Hey Daniel: I think you're on the right track with your thinking. Here's my take. I hope someone confirms or denies.

Let x=distance from John's house to where the light hits John

We want \(\displaystyle \frac{dx}{dt}\) when x=40.

We know \(\displaystyle \frac{d{\theta}}{dt}=(.125\frac{rev}{min})(\frac{2{\pi}rad}{1rev})=\frac{\pi}{4} rad/min\)

\(\displaystyle x=30tan({\theta})\)

\(\displaystyle \frac{dx}{dt}=30sec^{2}({\theta})\frac{d{\theta}}{dt}\)

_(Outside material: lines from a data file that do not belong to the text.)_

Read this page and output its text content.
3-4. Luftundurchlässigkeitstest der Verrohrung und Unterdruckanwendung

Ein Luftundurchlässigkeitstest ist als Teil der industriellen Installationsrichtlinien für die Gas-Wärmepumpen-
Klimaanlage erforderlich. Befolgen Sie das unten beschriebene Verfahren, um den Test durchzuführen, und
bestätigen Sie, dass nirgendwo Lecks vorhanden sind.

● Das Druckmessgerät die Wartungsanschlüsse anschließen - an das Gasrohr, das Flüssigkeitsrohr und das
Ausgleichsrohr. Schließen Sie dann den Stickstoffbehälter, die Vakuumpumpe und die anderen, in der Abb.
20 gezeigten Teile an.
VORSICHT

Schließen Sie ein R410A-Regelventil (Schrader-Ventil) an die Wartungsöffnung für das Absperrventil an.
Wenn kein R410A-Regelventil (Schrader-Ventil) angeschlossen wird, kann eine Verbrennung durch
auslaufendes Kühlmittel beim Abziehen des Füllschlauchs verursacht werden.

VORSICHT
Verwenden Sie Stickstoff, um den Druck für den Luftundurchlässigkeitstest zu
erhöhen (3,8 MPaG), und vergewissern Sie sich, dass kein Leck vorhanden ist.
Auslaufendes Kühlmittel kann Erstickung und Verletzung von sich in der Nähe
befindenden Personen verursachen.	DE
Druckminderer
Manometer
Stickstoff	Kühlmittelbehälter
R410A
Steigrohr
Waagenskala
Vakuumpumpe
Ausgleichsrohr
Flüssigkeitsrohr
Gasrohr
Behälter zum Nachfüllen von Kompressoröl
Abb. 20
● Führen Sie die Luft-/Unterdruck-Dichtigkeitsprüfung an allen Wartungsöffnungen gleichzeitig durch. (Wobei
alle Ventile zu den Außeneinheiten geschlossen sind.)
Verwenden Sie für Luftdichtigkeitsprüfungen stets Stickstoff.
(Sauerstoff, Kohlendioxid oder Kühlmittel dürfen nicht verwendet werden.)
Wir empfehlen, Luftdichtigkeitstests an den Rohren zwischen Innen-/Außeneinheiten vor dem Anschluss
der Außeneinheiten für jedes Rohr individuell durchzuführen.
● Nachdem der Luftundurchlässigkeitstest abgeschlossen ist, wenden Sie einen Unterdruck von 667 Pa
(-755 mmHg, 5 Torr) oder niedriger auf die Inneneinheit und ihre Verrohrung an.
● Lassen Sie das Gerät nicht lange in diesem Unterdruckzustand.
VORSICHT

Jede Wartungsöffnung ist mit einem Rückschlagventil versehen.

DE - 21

When \(\displaystyle x=40, tan({\theta})=\frac{4}{3}\) and \(\displaystyle sec{\theta}=\frac{5}{3}\),

so \(\displaystyle \frac{dx}{dt}=30(\frac{5}{3})^{2}(\frac{{\pi}}{4})=\frac{125{\pi}}{6}=65.45 \frac{ft}{min}\)

 

[Daniel_Feldman]

It looks right...I keep trying to make these problems more complicated than they are. I've got to think more creatively.

Thanks galactus.

 

[soroban]

Hey, galactus!

I agree totally . . . nice job!